The agency “has also established regular site visits to the contractor’s office to conduct performance reviews of the certification files,” it said in a written statement to Stars and Stripes.
The agency’s list of certified providers posted online is outdated, inaccurate and lacks telephone numbers and, in some cases, medical specialties, said Ken Fournier, a retired chief petty officer with 20 years of Navy service who lives in Palawan.
“We get a lot of claims denied because the provider is not certified,” said Fournier, who worked as a private investigator before retiring and has since helped other retirees with Tricare claims. “We were working off an outdated provider list at all times.”
Jim Houtsma, a retired Army 1st sergeant in Naga City, spent 41 years working in military health care management and now helps fellow retirees works through a private online support group to help fellow retirees struggling to get Tricare benefits.
He said the certified provider list and other attempts by Tricare to eliminate fraud created a separate and unequal system of military health coverage in the Philippines.
Even when retirees use certified doctors, they are routinely required to provide multiple proofs of payment for medical bills — well beyond what is normally required of Tricare beneficiaries elsewhere, Houtsma said.
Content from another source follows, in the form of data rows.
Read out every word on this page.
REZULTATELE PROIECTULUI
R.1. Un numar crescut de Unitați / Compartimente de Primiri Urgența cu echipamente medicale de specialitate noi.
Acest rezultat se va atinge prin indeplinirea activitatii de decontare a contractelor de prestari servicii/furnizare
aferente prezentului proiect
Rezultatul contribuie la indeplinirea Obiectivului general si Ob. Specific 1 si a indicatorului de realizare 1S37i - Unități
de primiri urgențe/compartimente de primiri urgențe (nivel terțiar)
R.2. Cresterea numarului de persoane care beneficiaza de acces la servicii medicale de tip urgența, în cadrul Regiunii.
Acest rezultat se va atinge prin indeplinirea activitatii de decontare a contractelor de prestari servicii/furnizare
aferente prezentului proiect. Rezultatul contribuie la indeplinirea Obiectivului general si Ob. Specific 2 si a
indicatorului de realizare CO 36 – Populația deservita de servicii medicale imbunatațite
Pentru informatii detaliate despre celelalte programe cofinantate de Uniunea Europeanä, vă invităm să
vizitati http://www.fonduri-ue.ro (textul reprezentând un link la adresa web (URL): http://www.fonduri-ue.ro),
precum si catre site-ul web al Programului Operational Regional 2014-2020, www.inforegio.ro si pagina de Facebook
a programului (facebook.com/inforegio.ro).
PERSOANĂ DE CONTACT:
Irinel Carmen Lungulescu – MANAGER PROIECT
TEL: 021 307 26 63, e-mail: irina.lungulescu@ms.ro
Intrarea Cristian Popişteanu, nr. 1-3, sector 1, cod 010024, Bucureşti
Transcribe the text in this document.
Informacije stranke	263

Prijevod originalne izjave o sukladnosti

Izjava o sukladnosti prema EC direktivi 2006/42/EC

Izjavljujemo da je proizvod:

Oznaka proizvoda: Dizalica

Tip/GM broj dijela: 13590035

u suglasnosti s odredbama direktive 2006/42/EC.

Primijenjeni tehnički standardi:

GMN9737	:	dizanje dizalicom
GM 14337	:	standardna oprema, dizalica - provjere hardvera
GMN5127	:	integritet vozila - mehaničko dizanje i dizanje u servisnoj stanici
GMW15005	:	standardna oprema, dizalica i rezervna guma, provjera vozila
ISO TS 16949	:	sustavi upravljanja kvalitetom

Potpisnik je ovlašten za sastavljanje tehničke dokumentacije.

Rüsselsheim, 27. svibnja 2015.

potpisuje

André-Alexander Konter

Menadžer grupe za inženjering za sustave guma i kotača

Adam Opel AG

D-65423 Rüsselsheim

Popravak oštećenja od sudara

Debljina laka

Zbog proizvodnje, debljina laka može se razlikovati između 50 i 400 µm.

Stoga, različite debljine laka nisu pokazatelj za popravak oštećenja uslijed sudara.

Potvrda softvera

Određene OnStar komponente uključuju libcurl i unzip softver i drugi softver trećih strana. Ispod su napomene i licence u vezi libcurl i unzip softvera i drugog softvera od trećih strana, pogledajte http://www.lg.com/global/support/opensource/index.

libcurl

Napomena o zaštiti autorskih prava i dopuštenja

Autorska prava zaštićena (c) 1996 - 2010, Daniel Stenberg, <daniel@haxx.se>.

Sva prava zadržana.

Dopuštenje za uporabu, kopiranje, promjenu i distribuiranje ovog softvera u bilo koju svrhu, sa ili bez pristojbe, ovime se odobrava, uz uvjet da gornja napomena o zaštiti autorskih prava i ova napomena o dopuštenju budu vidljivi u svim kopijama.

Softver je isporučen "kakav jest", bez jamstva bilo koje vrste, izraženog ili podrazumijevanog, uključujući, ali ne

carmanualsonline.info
“We are the only beneficiaries that are required to provide not only receipts to show we paid for the care but also that we had enough money to pay for the care by showing we withdrew the money from a bank, or proof we borrowed the money,” he said.
The doctor certification requirement has also caused Tricare to reject claims made by retirees for emergency care in the Philippines — an unstated practice that appears to conflict with the agency’s global policy on emergency medical treatment, according to Houtsma.
“We have addressed the issue of emergency care in the Philippines [with Tricare], pointing out that normal restrictions on providers are waived in the rest of the world, including the U.S. and overseas, and should apply here as well,” Houtsma said. “The best we have gotten from them is they will take our recommendation under advisement, but that was some time ago and probably intended to put us off with the hope we would forget it.”
Walter Graue, who retired from the Air Force after 21 years of service, said he never saw the Filipino emergency room doctor working to save his life at Our Lady of Mount Carmel Medical Center near his home in the Angeles City.
Graue, 73, was rushed to the hospital in an ambulance with a blocked artery in December 2009 and was unconscious when he was wheeled into the ER.
It was only later, following his recovery, that he discovered Tricare refused to reimburse the emergency room doctor’s fee. Medical documents provided by Graue show the agency’s Wisconsin-based contractor, which reviews all beneficiary claims, rejected the claim a year after the hospital visit because the doctor had not been certified.
“It was an emergency — I was near death,” Graue said.
When questioned about the denial of emergency claims in the Philippines, Tricare said emergency care “never requires preauthorization” and “waivers for emergency care rendered by non-approved providers or facilities” will be considered after the fact.
Meanwhile, the many difficulties with Tricare have left retirees disillusioned and uncertain about future fixes.
Bruce Wright said the health coverage he was supposed to get with his Navy retirement has not materialized. In 2010, before his gallbladder condition, he broke a collarbone and fought with Tricare over $1,000 in medical expenses, which he said has never been reimbursed.
“You’re frustrated, disgusted,” Wright said. “Now, not only do I have to pay for [medical care], I can’t get back my fair share.”